After he and his father were released, Zahra fled to opposition-held areas. Within a few months, security agents returned and dragged off 13 of his male relatives, including a younger brother and, again, his father.

All were killed. Zahra later recognized their bodies among photos leaked by a defector showing thousands killed in detention. Their bodies were never recovered.

Rights groups estimate at least 150,000 people went missing since anti-government protests began in 2011, most vanishing into detention facilities. Many were killed, either in mass executions or from torture and prison conditions. The exact number remains unknown.

Even before the uprising, Assad had ruled with an iron fist. But as protests turned into a civil war that would last 14 years, Assad expanded his system of repression. New detention facilities run by military, security and intelligence agencies sprung up in security compounds, military airports and under buildings.

At Branch 215, Zahra hoped to find some sign of his lost relatives. But there was nothing. At home, his aunt, Rajaa Zahra, looked at the leaked pictures of her killed children for the first time – something she had long refused to do. She lost four of her six sons in Assad’s crackdowns. Her brother, she said, lost two of his three sons.
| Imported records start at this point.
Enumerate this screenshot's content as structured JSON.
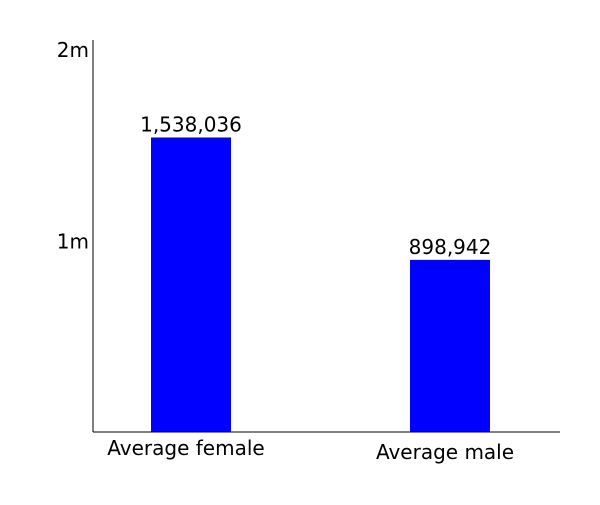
{
  "chart_data": {
    "type": "bar",
    "categories": [
      "Average female",
      "Average male"
    ],
    "values": [
      1538036,
      898942
    ],
    "value_labels": [
      "1,538,036",
      "898,942"
    ],
    "title": "",
    "xlabel": "",
    "ylabel": "",
    "ylim": [
      0,
      2000000
    ],
    "yticks": [
      {
        "value": 1000000,
        "label": "1m"
      },
      {
        "value": 2000000,
        "label": "2m"
      }
    ],
    "bar_color": "#0000ff",
    "axis_color": "#000000",
    "grid": false,
    "legend": "none"
  }
}
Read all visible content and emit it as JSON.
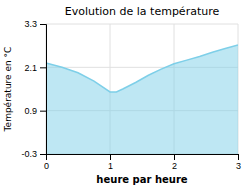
{
  "chart_data": {
    "type": "area",
    "title": "Evolution de la température",
    "xlabel": "heure par heure",
    "ylabel": "Température en °C",
    "x": [
      0,
      0.25,
      0.5,
      0.75,
      1.0,
      1.1,
      1.2,
      1.4,
      1.6,
      1.8,
      2.0,
      2.2,
      2.4,
      2.6,
      2.8,
      3.0
    ],
    "values": [
      2.22,
      2.1,
      1.95,
      1.72,
      1.42,
      1.42,
      1.5,
      1.68,
      1.88,
      2.05,
      2.2,
      2.3,
      2.4,
      2.52,
      2.62,
      2.72
    ],
    "color": "#7ecfe8",
    "xlim": [
      0,
      3
    ],
    "ylim": [
      -0.3,
      3.3
    ],
    "xticks": [
      0,
      1,
      2,
      3
    ],
    "yticks": [
      -0.3,
      0.9,
      2.1,
      3.3
    ],
    "grid": true
  }
}
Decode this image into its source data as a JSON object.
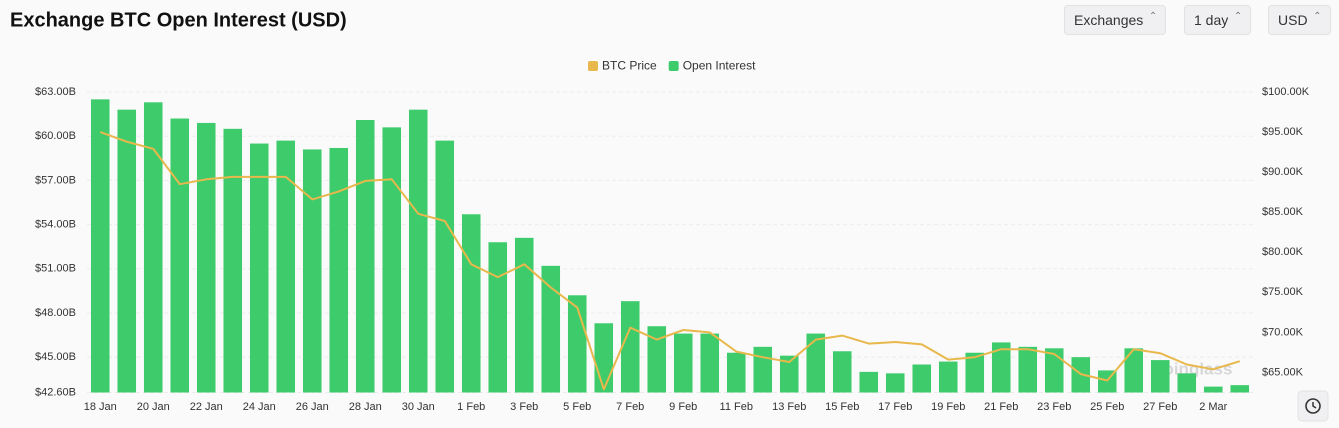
{
  "chart_data": {
    "type": "bar",
    "title": "Exchange BTC Open Interest (USD)",
    "controls": [
      "Exchanges",
      "1 day",
      "USD"
    ],
    "watermark": "coinglass",
    "categories": [
      "18 Jan",
      null,
      "20 Jan",
      null,
      "22 Jan",
      null,
      "24 Jan",
      null,
      "26 Jan",
      null,
      "28 Jan",
      null,
      "30 Jan",
      null,
      "1 Feb",
      null,
      "3 Feb",
      null,
      "5 Feb",
      null,
      "7 Feb",
      null,
      "9 Feb",
      null,
      "11 Feb",
      null,
      "13 Feb",
      null,
      "15 Feb",
      null,
      "17 Feb",
      null,
      "19 Feb",
      null,
      "21 Feb",
      null,
      "23 Feb",
      null,
      "25 Feb",
      null,
      "27 Feb",
      null,
      "2 Mar",
      null
    ],
    "series": [
      {
        "name": "BTC Price",
        "type": "line",
        "axis": "y2",
        "color": "#e8b84c",
        "values": [
          95.0,
          93.8,
          92.9,
          88.5,
          89.1,
          89.4,
          89.4,
          89.4,
          86.6,
          87.6,
          88.9,
          89.1,
          84.8,
          83.9,
          78.5,
          76.9,
          78.5,
          75.6,
          73.1,
          62.9,
          70.6,
          69.1,
          70.3,
          70.0,
          67.6,
          66.9,
          66.3,
          69.1,
          69.6,
          68.6,
          68.8,
          68.5,
          66.6,
          66.9,
          67.9,
          67.9,
          67.3,
          64.8,
          64.0,
          67.9,
          67.4,
          66.0,
          65.4,
          66.4
        ]
      },
      {
        "name": "Open Interest",
        "type": "bar",
        "color": "#3ecb6c",
        "values": [
          62.5,
          61.8,
          62.3,
          61.2,
          60.9,
          60.5,
          59.5,
          59.7,
          59.1,
          59.2,
          61.1,
          60.6,
          61.8,
          59.7,
          54.7,
          52.8,
          53.1,
          51.2,
          49.2,
          47.3,
          48.8,
          47.1,
          46.6,
          46.6,
          45.3,
          45.7,
          45.1,
          46.6,
          45.4,
          44.0,
          43.9,
          44.5,
          44.7,
          45.3,
          46.0,
          45.7,
          45.6,
          45.0,
          44.1,
          45.6,
          44.8,
          43.9,
          43.0,
          43.1
        ]
      }
    ],
    "ylim": [
      42.6,
      63.0
    ],
    "yticks": [
      {
        "value": 42.6,
        "label": "$42.60B"
      },
      {
        "value": 45,
        "label": "$45.00B"
      },
      {
        "value": 48,
        "label": "$48.00B"
      },
      {
        "value": 51,
        "label": "$51.00B"
      },
      {
        "value": 54,
        "label": "$54.00B"
      },
      {
        "value": 57,
        "label": "$57.00B"
      },
      {
        "value": 60,
        "label": "$60.00B"
      },
      {
        "value": 63,
        "label": "$63.00B"
      }
    ],
    "y2lim": [
      62.5,
      100
    ],
    "y2ticks": [
      {
        "value": 65,
        "label": "$65.00K"
      },
      {
        "value": 70,
        "label": "$70.00K"
      },
      {
        "value": 75,
        "label": "$75.00K"
      },
      {
        "value": 80,
        "label": "$80.00K"
      },
      {
        "value": 85,
        "label": "$85.00K"
      },
      {
        "value": 90,
        "label": "$90.00K"
      },
      {
        "value": 95,
        "label": "$95.00K"
      },
      {
        "value": 100,
        "label": "$100.00K"
      }
    ],
    "grid": true,
    "legend": "top"
  }
}
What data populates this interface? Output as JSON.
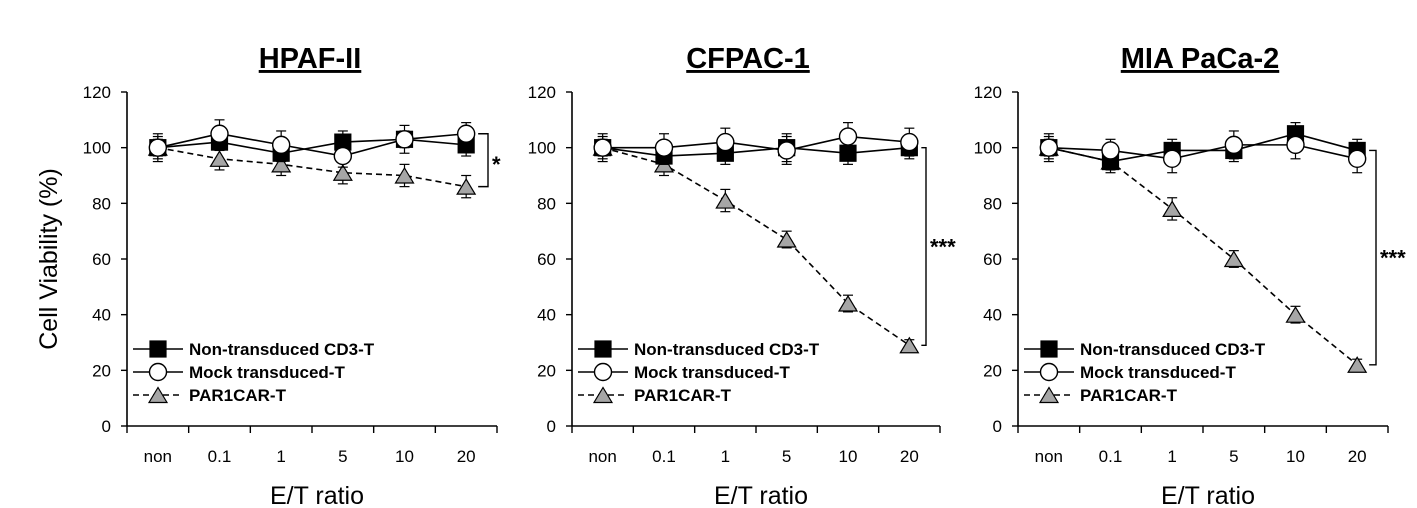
{
  "figure": {
    "ylabel": "Cell Viability (%)",
    "xlabel": "E/T ratio"
  },
  "chart_data": [
    {
      "type": "line",
      "title": "HPAF-II",
      "categories": [
        "non",
        "0.1",
        "1",
        "5",
        "10",
        "20"
      ],
      "ylabel": "Cell Viability (%)",
      "xlabel": "E/T ratio",
      "ylim": [
        0,
        120
      ],
      "yticks": [
        0,
        20,
        40,
        60,
        80,
        100,
        120
      ],
      "show_ylabel": true,
      "legend": "bottom-left",
      "significance": "*",
      "significance_between": [
        "Mock transduced-T",
        "PAR1CAR-T"
      ],
      "series": [
        {
          "name": "Non-transduced CD3-T",
          "marker": "square",
          "line": "solid",
          "color": "#000000",
          "values": [
            100,
            102,
            98,
            102,
            103,
            101
          ],
          "errors": [
            3,
            3,
            3,
            4,
            3,
            4
          ]
        },
        {
          "name": "Mock transduced-T",
          "marker": "circle",
          "line": "solid",
          "color": "#ffffff",
          "values": [
            100,
            105,
            101,
            97,
            103,
            105
          ],
          "errors": [
            5,
            5,
            5,
            4,
            5,
            4
          ]
        },
        {
          "name": "PAR1CAR-T",
          "marker": "triangle",
          "line": "dashed",
          "color": "#a6a6a6",
          "values": [
            100,
            96,
            94,
            91,
            90,
            86
          ],
          "errors": [
            4,
            4,
            4,
            4,
            4,
            4
          ]
        }
      ]
    },
    {
      "type": "line",
      "title": "CFPAC-1",
      "categories": [
        "non",
        "0.1",
        "1",
        "5",
        "10",
        "20"
      ],
      "xlabel": "E/T ratio",
      "ylim": [
        0,
        120
      ],
      "yticks": [
        0,
        20,
        40,
        60,
        80,
        100,
        120
      ],
      "show_ylabel": false,
      "legend": "bottom-left",
      "significance": "***",
      "significance_between": [
        "Non-transduced CD3-T",
        "PAR1CAR-T"
      ],
      "series": [
        {
          "name": "Non-transduced CD3-T",
          "marker": "square",
          "line": "solid",
          "color": "#000000",
          "values": [
            100,
            97,
            98,
            100,
            98,
            100
          ],
          "errors": [
            3,
            3,
            4,
            5,
            4,
            4
          ]
        },
        {
          "name": "Mock transduced-T",
          "marker": "circle",
          "line": "solid",
          "color": "#ffffff",
          "values": [
            100,
            100,
            102,
            99,
            104,
            102
          ],
          "errors": [
            5,
            5,
            5,
            5,
            5,
            5
          ]
        },
        {
          "name": "PAR1CAR-T",
          "marker": "triangle",
          "line": "dashed",
          "color": "#a6a6a6",
          "values": [
            100,
            94,
            81,
            67,
            44,
            29
          ],
          "errors": [
            4,
            4,
            4,
            3,
            3,
            2
          ]
        }
      ]
    },
    {
      "type": "line",
      "title": "MIA PaCa-2",
      "categories": [
        "non",
        "0.1",
        "1",
        "5",
        "10",
        "20"
      ],
      "xlabel": "E/T ratio",
      "ylim": [
        0,
        120
      ],
      "yticks": [
        0,
        20,
        40,
        60,
        80,
        100,
        120
      ],
      "show_ylabel": false,
      "legend": "bottom-left",
      "significance": "***",
      "significance_between": [
        "Non-transduced CD3-T",
        "PAR1CAR-T"
      ],
      "series": [
        {
          "name": "Non-transduced CD3-T",
          "marker": "square",
          "line": "solid",
          "color": "#000000",
          "values": [
            100,
            95,
            99,
            99,
            105,
            99
          ],
          "errors": [
            3,
            3,
            4,
            4,
            4,
            4
          ]
        },
        {
          "name": "Mock transduced-T",
          "marker": "circle",
          "line": "solid",
          "color": "#ffffff",
          "values": [
            100,
            99,
            96,
            101,
            101,
            96
          ],
          "errors": [
            5,
            4,
            5,
            5,
            5,
            5
          ]
        },
        {
          "name": "PAR1CAR-T",
          "marker": "triangle",
          "line": "dashed",
          "color": "#a6a6a6",
          "values": [
            100,
            95,
            78,
            60,
            40,
            22
          ],
          "errors": [
            4,
            4,
            4,
            3,
            3,
            2
          ]
        }
      ]
    }
  ]
}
“They were hoping to finish off all the young men of the country.”

A site believed to be a mass grave for detainees killed under Bashar al-Assad's rule is visible in Najha, south of Damascus, Syria, on Dec. 17, 2024. (AP)

Syrians were tortured with ‘the tire’ and ‘magic carpet’
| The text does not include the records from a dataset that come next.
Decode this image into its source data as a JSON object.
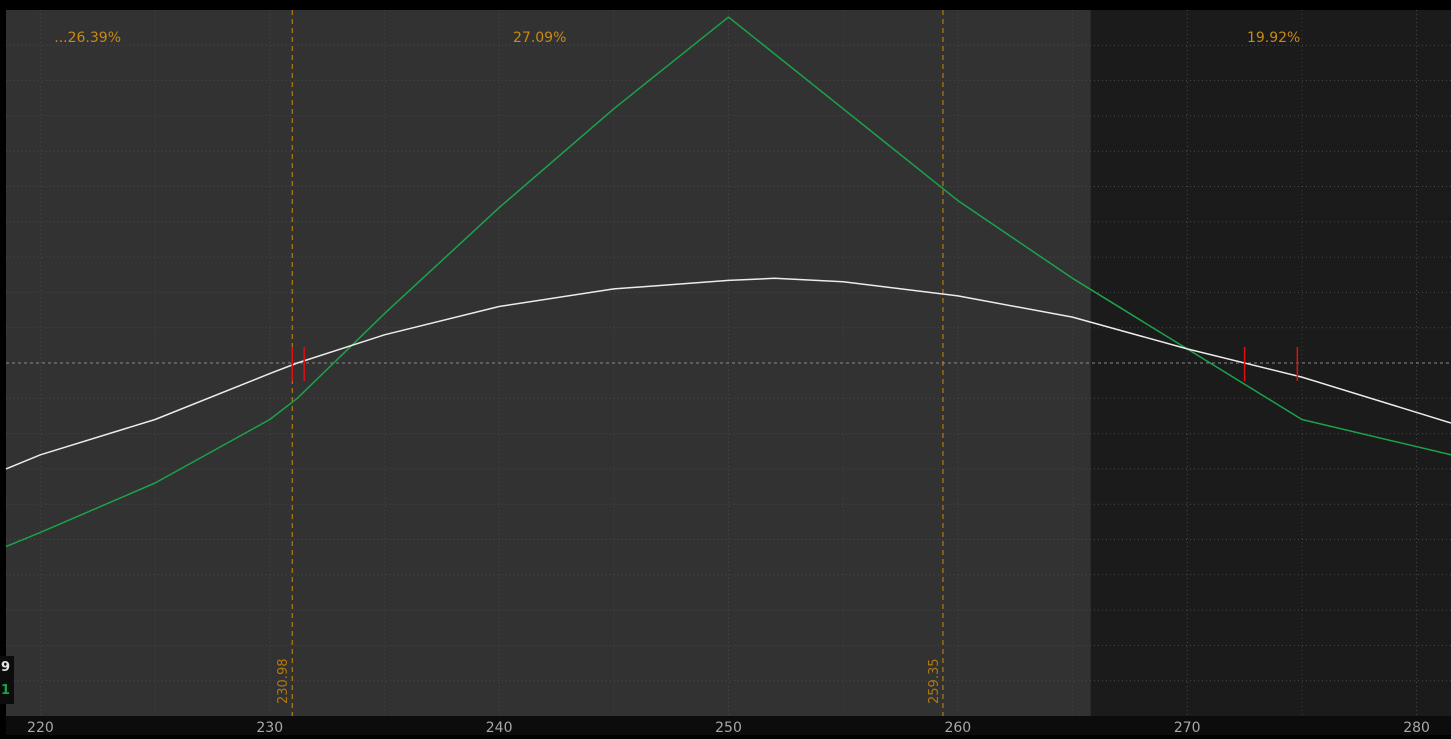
{
  "chart_data": {
    "type": "line",
    "x_range": [
      218.5,
      281.5
    ],
    "y_range": [
      0,
      100
    ],
    "x_ticks": [
      220,
      230,
      240,
      250,
      260,
      270,
      280
    ],
    "grid": true,
    "colors": {
      "background_main": "#323232",
      "background_future": "#1b1b1b",
      "axis_band": "#0c0c0c",
      "grid": "#4a4a4a",
      "zero_line": "#8a8a8a",
      "expiration_curve": "#1aa34a",
      "current_curve": "#ececec",
      "breakeven_marker": "#e01010",
      "expected_move_line": "#c88a12",
      "text_gold": "#c88a12",
      "text_gray": "#a8a8a8"
    },
    "shaded_region_start_x": 265.8,
    "zero_y": 50,
    "vertical_markers": [
      {
        "x": 230.98,
        "label": "230.98"
      },
      {
        "x": 259.35,
        "label": "259.35"
      }
    ],
    "zone_labels": [
      {
        "x": 222.0,
        "text": "...26.39%"
      },
      {
        "x": 242.0,
        "text": "27.09%"
      },
      {
        "x": 274.0,
        "text": "19.92%"
      }
    ],
    "breakeven_markers": [
      230.98,
      231.5,
      272.5,
      274.8
    ],
    "series": [
      {
        "x": [
          218.5,
          220,
          225,
          230,
          231.2,
          235,
          240,
          245,
          250,
          255,
          260,
          265,
          270,
          275,
          281.5
        ],
        "values": [
          24,
          26,
          33,
          42,
          45,
          57,
          72,
          86,
          99,
          86,
          73,
          62,
          52,
          42,
          37
        ]
      },
      {
        "x": [
          218.5,
          220,
          225,
          230,
          231.2,
          235,
          240,
          245,
          250,
          252,
          255,
          260,
          265,
          270,
          275,
          281.5
        ],
        "values": [
          35,
          37,
          42,
          48.5,
          50,
          54,
          58,
          60.5,
          61.7,
          62,
          61.5,
          59.5,
          56.5,
          52,
          48,
          41.5
        ]
      }
    ],
    "left_edge_labels": [
      {
        "text": "9",
        "color": "#e6e6e6"
      },
      {
        "text": "1",
        "color": "#1aa34a"
      }
    ]
  }
}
The tortures had names. One was called the “magic carpet,” where a detainee was strapped to a hinged wooden plank that bends in half, folding his head to his feet, which were then beaten.

Abdul-Karim Hajeko said he endured this five times. His torturers stomped on his back during interrogations at the Criminal Security branch, and his vertebrae are still broken.

“My screams would go to heaven. Once a doctor came down from the fourth floor (to the ground floor) because of my screams,” he said.

He was also put in “the tire.” His legs were bent inside a car tire as interrogators beat his back and feet. Afterward, they ordered him to kiss the tire and thank it for teaching him “how to behave.”

Many prisoners said the tire was inflicted for rule violations -- like making noise, raising one’s head in front of guards, or praying – or for no reason at all.

Saleh Turki Yahia said a cellmate died nearly every day during the seven months in 2012 he was held at the Palestine Branch, a detention facility run by the General Intelligence Agency. He said he was given electric shocks, hanged from his wrists, beaten on his feet. He lost half his body weight and nearly tore his own skin scratching from scabies.

“They broke us,” he said, breaking into tears as he visited the Palestine Branch. “A whole generation is destroyed.”

Documents are scattered around Branch 215, a detention facility run by Bashar al-Assad's regime, in Damascus, Syria, on Dec. 17, 2024. (AP)

The mounting evidence will be used in trials

Now comes the monumental task of accounting for the missing and compiling evidence that could one day be used to prosecute Assad’s officials, whether by Syrian or international courts.

Hundreds of thousands of documents remain scattered throughout detention facilities. Some seen by the AP included transcripts of phone conversations; intelligence files on activists; and a list of hundreds of prisoners killed in detention. At least 15 mass graves have been identified around Damascus and elsewhere around the country.

A UN body known as the International Impartial and Independent Mechanism has offered to help the new interim administration in collecting, organizing and analyzing all the material. Since 2011, it has been compiling evidence and supporting investigations in over 200 criminal cases against figures in Assad’s government.

Many want answers now.

Officials cannot just declare that the missing are presumed dead, said Wafaa Mustafa, a Syrian journalist, whose father was detained and killed 12 years ago.

“No one gets to tell the families what happened without evidence, without search, without work.”